La modernité pionnière de l'Égypte ancienne

photo_camera Atalayar_Hassan Fathy

Hassan Fathy (Alexandrie, 1900 - Le Caire, 1989), connu et vanté comme l'architecte des pauvres, est un véritable représentant du modernisme égyptien et en avance sur son temps en tant que père de l'architecture durable et vernaculaire. Il est né avec les premiers rayons du soleil du XXe siècle, lorsque la culture égyptienne millénaire était déchirée entre l'acceptation totale des nouveaux modèles et la domination européenne, ou la recherche de sa propre voie à partir de ses propres racines. Des peintres comme Mohamed Naghi, Mahmoud Saïd ou Ragheb Ayad, et des sculpteurs comme Mahmoud Mukhtar sont les "pionniers" ("al-ruwwad") du mouvement moderniste égyptien, des artistes qui incarnent la réflexion intellectuelle de la renaissance culturelle ("nahda"), mais aussi capables d'une interaction finalement innovante. 

Fathy peut également être considéré comme l'un de ces pionniers innovateurs, capable d'aller au fond des racines de sa propre culture, d'assimiler les enseignements du paysan traditionnel, le "fellah", d'observer et d'apprendre les coutumes ancestrales des bâtisseurs nubiens du sud, ceux-là mêmes qui ont construit des dômes, des arcs et des voûtes inclinées, sans cadre, comme ils l'ont toujours fait depuis des temps immémoriaux. 

Tel est le contexte et l'arrière-plan de l'exposition que la Casa Árabe de Madrid consacre à l'architecte, sous le titre "Hassan Fahty : à contre-courant", dont le commissaire est José Tono Martínez, qui, depuis son passage à l'Expo 2008 de Saragosse, a décidé de rendre justice à l'homme qui a rejeté l'imposition internationale en matière de nouveaux matériaux. 

Contemporain des grands gourous de l'architecture de presque tout le XXe siècle, Fathy redécouvre les propriétés millénaires de l'adobe, des argiles et des sables séchés au soleil et mélangés à de la paille. Un matériau de construction disponible au pied de n'importe quel village, bon marché et à haute capacité d'isolation thermique.  En bref, il met sa profession au service de la grande majorité de la population, c'est-à-dire des pauvres. 

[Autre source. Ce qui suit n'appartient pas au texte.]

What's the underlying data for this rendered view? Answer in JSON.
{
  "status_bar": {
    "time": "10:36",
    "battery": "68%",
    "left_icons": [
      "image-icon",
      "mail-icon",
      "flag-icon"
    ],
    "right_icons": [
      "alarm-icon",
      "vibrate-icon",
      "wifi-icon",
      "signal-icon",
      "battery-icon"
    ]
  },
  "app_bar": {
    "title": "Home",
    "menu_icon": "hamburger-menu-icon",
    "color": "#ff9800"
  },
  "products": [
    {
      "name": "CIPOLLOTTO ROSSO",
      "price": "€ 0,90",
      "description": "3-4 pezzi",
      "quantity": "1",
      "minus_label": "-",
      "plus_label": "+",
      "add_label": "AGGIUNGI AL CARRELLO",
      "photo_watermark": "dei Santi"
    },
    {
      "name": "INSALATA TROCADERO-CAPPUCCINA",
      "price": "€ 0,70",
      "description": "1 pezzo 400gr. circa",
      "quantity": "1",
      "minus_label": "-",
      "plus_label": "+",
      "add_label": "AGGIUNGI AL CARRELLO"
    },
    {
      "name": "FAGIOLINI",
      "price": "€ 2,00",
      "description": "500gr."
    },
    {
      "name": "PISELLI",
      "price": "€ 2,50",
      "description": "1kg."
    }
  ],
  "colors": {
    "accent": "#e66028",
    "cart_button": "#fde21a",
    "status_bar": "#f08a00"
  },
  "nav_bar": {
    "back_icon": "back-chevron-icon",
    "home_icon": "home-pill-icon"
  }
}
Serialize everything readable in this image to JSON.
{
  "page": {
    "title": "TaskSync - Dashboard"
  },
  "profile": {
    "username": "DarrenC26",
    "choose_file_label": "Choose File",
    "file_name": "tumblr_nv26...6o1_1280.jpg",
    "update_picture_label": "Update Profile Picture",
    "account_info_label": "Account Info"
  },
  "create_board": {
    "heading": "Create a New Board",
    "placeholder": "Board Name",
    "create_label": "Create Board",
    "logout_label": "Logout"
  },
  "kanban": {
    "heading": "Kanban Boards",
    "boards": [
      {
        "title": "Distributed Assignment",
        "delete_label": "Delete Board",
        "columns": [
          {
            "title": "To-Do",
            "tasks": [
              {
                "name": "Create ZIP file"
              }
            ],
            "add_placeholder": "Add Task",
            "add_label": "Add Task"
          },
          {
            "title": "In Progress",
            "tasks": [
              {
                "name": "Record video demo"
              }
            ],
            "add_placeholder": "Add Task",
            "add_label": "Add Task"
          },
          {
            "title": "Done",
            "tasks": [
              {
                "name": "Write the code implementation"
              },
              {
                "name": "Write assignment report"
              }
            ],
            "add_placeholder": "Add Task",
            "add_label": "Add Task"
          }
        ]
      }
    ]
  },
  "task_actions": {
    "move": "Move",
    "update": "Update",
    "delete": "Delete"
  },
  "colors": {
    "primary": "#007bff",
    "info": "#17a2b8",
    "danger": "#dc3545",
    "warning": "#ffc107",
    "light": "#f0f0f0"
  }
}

La meilleure expression de ses convictions est peut-être la construction du quartier du Nouveau Gourma, destiné à accueillir les familles qui vivaient du pillage et de la mise à sac des tombes de la Vallée des Rois, et qui est présenté dans l'exposition sous forme de plans, de maquettes et de photographies de cette œuvre emblématique, réalisée entre 1945 et 1948, juste après la Seconde Guerre mondiale. Fathy fait ainsi de l'anthropologie en incorporant dans son projet tout un traité sur les us et coutumes des habitants de ce village, à qui l'on a offert des habitations ancrées dans l'histoire millénaire en échange de l'abandon de leur activité de pilleurs de tombes, poussés par la faim.   

L'exposition couvre de nombreuses autres œuvres emblématiques : la maison Hamid Saïd, au Fayoum, 1942 ; la Lulu à la mosquée al-Sahara, au Caire, 1950, la maison Casaroni, à Shabramant, 1980, et ses traces en Espagne : Sa Bassa Blanca, Alcudia, Majorque 1978/80, et au Nouveau Mexique, avec la Villa Dar al-Islam. 

Outre une sélection très représentative de l'œuvre picturale d'Hassan Fathy, le commissaire José Tono a inclus trois contributions complémentaires dans l'exposition. Un panel centré sur "l'architecture en terre dans la péninsule ibérique", avec des typologies de techniques et d'œuvres provenant d'ateliers contemporains ; une installation dédiée à l'artiste par l'Anglaise Hannah Collins, intitulée "Je vais faire une chanson et la chanter dans un théâtre avec l'air de la nuit au-dessus de ma tête", et une œuvre de l'artiste Chant Avedissian, disciple direct d'Hassan Fathy.  

Comme le dit Nadia Radwan, professeur à l'université de Berne, les travaux du "al-ruwwad" s'enracinent dans le projet politique d'un éveil culturel. Un événement artistique, qui a ouvert la voie à l'avant-garde égyptienne. Ce moderniste millénaire, Hassan Fahty, expose son travail à la Casa Árabe de Madrid jusqu'au 16 mai.